Libye : Les Nations unies prolongent un embargo sur les armes… qui continuera d’être violé, faute de moyens

Le 10 juin, le Conseil de sécurité des Nations unies [CSNUE] a voté, à l’unanimité de ses 15 membres, la résolution 2473, qui prolonge d’un an supplémentaire l’embargo sur les armes destinées à la Libye, pays en proie à une guerre civile relancée en avril dernier avec l’offensive de l’Armée nationale libyenne [ANL] du maréchal Haftar contre les milices favorables au gouvernement d’entente nationale [GNA] établi à Tripoli.

Voilà pour la théorie. En pratique, ce même embargo n’a nullement empêché les belligérants de se procurer des blindés, des drones, voire des avions de combat. Ainsi, en mai, l’ANL reçut des véhicules de transport de troupes Al-Mared 8×8 tandis que les troupes loyales au GNA prenaient livraison d’une trentaine de véhicules MRAP [Mine Resistant Ambush Protected] de type Kirpi, produits par l’industriel turc BMC.

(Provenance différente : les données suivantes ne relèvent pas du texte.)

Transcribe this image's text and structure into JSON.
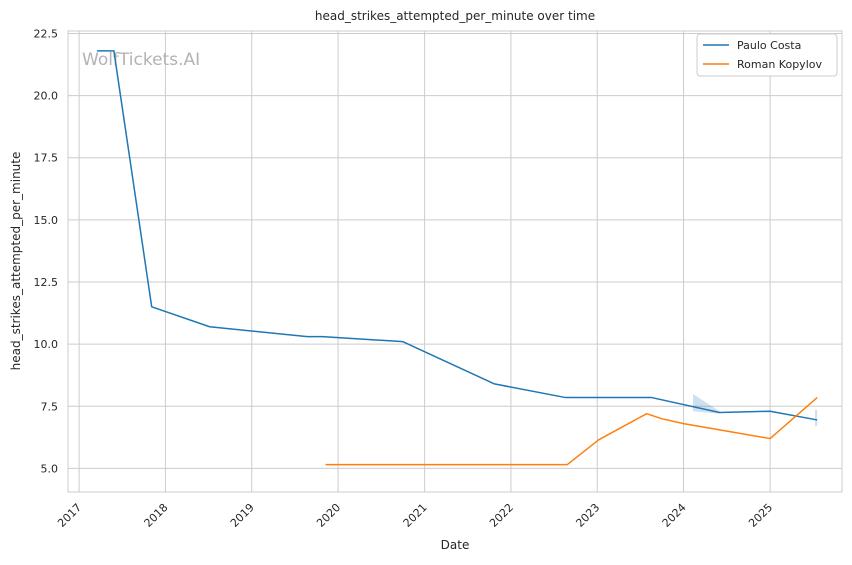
{
  "watermark": "WolfTickets.AI",
  "chart_data": {
    "type": "line",
    "title": "head_strikes_attempted_per_minute over time",
    "xlabel": "Date",
    "ylabel": "head_strikes_attempted_per_minute",
    "x_type": "date",
    "xlim": [
      "2016-11-15",
      "2025-11-01"
    ],
    "ylim": [
      4.05,
      22.6
    ],
    "x_ticks": [
      "2017-01-01",
      "2018-01-01",
      "2019-01-01",
      "2020-01-01",
      "2021-01-01",
      "2022-01-01",
      "2023-01-01",
      "2024-01-01",
      "2025-01-01"
    ],
    "x_tick_labels": [
      "2017",
      "2018",
      "2019",
      "2020",
      "2021",
      "2022",
      "2023",
      "2024",
      "2025"
    ],
    "y_ticks": [
      5.0,
      7.5,
      10.0,
      12.5,
      15.0,
      17.5,
      20.0,
      22.5
    ],
    "y_tick_labels": [
      "5.0",
      "7.5",
      "10.0",
      "12.5",
      "15.0",
      "17.5",
      "20.0",
      "22.5"
    ],
    "grid": true,
    "legend_position": "top-right",
    "series": [
      {
        "name": "Paulo Costa",
        "color": "#1f77b4",
        "points": [
          [
            "2017-03-18",
            21.8
          ],
          [
            "2017-05-28",
            21.8
          ],
          [
            "2017-11-04",
            11.5
          ],
          [
            "2018-07-07",
            10.7
          ],
          [
            "2019-08-24",
            10.3
          ],
          [
            "2019-10-27",
            10.3
          ],
          [
            "2020-10-01",
            10.1
          ],
          [
            "2021-10-23",
            8.4
          ],
          [
            "2022-08-20",
            7.85
          ],
          [
            "2023-08-19",
            7.85
          ],
          [
            "2024-06-01",
            7.25
          ],
          [
            "2025-01-01",
            7.3
          ],
          [
            "2025-07-19",
            6.95
          ]
        ],
        "bands": [
          {
            "from": "2024-02-10",
            "to": "2024-06-01",
            "upper": [
              8.0,
              7.3
            ],
            "lower": [
              7.3,
              7.2
            ]
          },
          {
            "from": "2025-07-10",
            "to": "2025-07-19",
            "upper": [
              7.35,
              7.35
            ],
            "lower": [
              6.7,
              6.7
            ]
          }
        ]
      },
      {
        "name": "Roman Kopylov",
        "color": "#ff7f0e",
        "points": [
          [
            "2019-11-09",
            5.15
          ],
          [
            "2022-08-27",
            5.15
          ],
          [
            "2023-01-07",
            6.15
          ],
          [
            "2023-07-29",
            7.2
          ],
          [
            "2023-09-30",
            7.0
          ],
          [
            "2024-01-01",
            6.8
          ],
          [
            "2025-01-01",
            6.2
          ],
          [
            "2025-07-19",
            7.85
          ]
        ]
      }
    ]
  }
}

Plus général, un rapport du groupe d’experts de l’ONU sur la Libye, publié en septembre 2018, avait déjà déploré les violations régulières de cet embargo, estimant que « tous les États Membres pourraient renforcer considérablement les mesures » pour le faire appliquer.

Or, au cours de la période considérée par ce rapport, l’opération navale de l’Union européenne EUNAVFOR Sophia avait l’autorisation, via la résolution 2292 [placée sous chapitre VII], de faire respecter cet embargo. Or, depuis quelques semaines, cette dernière, privée de navires, ne repose plus que sur des moyens aériens. Ce qui est un peu léger… Mais visiblement pas pour Anne Gueguen, la représentante permanente adjointe de la France auprès des Nations unies, ni, dans une moindre mesure, pour Juergen Schulz, son homologue allemand.

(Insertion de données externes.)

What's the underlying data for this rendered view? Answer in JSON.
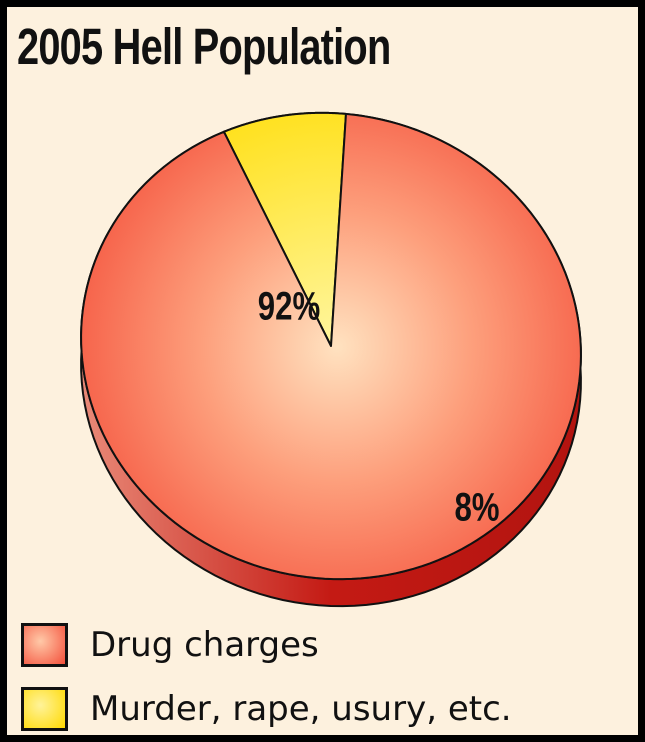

Le « caractère dissuasif » de l’opération Sophia « limite les violations de l’embargo sur les armes et les flux d’armes qui continuent de transiter par la voie maritime et qui ne font qu’aggraver la situation depuis le début de l’offensive », a d’abord fait valoir MMe Gueguen.

« Si les moyens maritimes de l’opération ont été suspendus temporairement », a enchainé la représentante française, l’opération Sophia « a recentré son action et demeure active pour mettre en œuvre le mandat que lui a été confié à travers la formation des gardes-côtes libyens [qui relèvent du GNA, ndlr] ainsi que le suivi de leurs actions afin de s’assurer de leur efficacité opérationnelle et du respect des droits de l’homme », ce qui permet « aux autorités libyennes de contribuer, à leur niveau, à la lutte contre le trafic d’armes. » Et d’ajouter que l’opération « mobilise ses moyens aériens pour recueillir du renseignement et les informations nécessaire au maintien de l’embargo sur les armes. »

De son côté, le diplomate allemand a fait observer que « l’opération Sophia est un mécanisme clef pour la pleine mise en œuvre de l’embargo », ce qui, selon lui, « est plus urgent que jamais » étant donné que le « flux des armes fait craindre un penchant pour une solution militaire […] qui risque de déstabiliser toute la région. » Toutefois, a-t-il continué, « il est temps de redoubler d’efforts pour assumer nos responsabilités et… trouver les moyens d’appliquer réellement l’embargo sur les armes. »

Cela étant, les armes et autres équipements militaires livrés aux factions libyennes n’arrivent pas seulement par la mer : ils peuvent aussi leur parvenir par voie aérienne. Et cela rend encore plus compliquée toute interception. Ainsi, le groupe d’experts sur la Libye s’est interrogé, dans son rapport, sur les allées et venues d’un avion de transport C-17 Globemaster américain à Misrata et Benina.

« D’après l’Organisation européenne pour la sécurité de la navigation aérienne, ces cinq derniers mois, un appareil C-17 de la force aérienne des États-Unis a régulièrement effectué des vols vers Misrata et Benina. Cet appareil a décollé de différents aéroports, notamment de la base aérienne de Ramstein [Allemagne], de l’aéroport international de Djibouti, l’aéroport international de La Canée [Grèce], de Brize Norton de la Royal Air Force [Royaume-Uni] et de l’aéroport de Trapani Birgi [Italie].
Au moins 15 vols ont été enregistrés par l’Organisation […]. Le Groupe d’experts a demandé aux autorités des États-Unis des informations sur la nature de ces vols et les types d’articles qui ont été transférés en Libye et est toujours dans l’attente d’une réponse », est-il écrit dans ce document.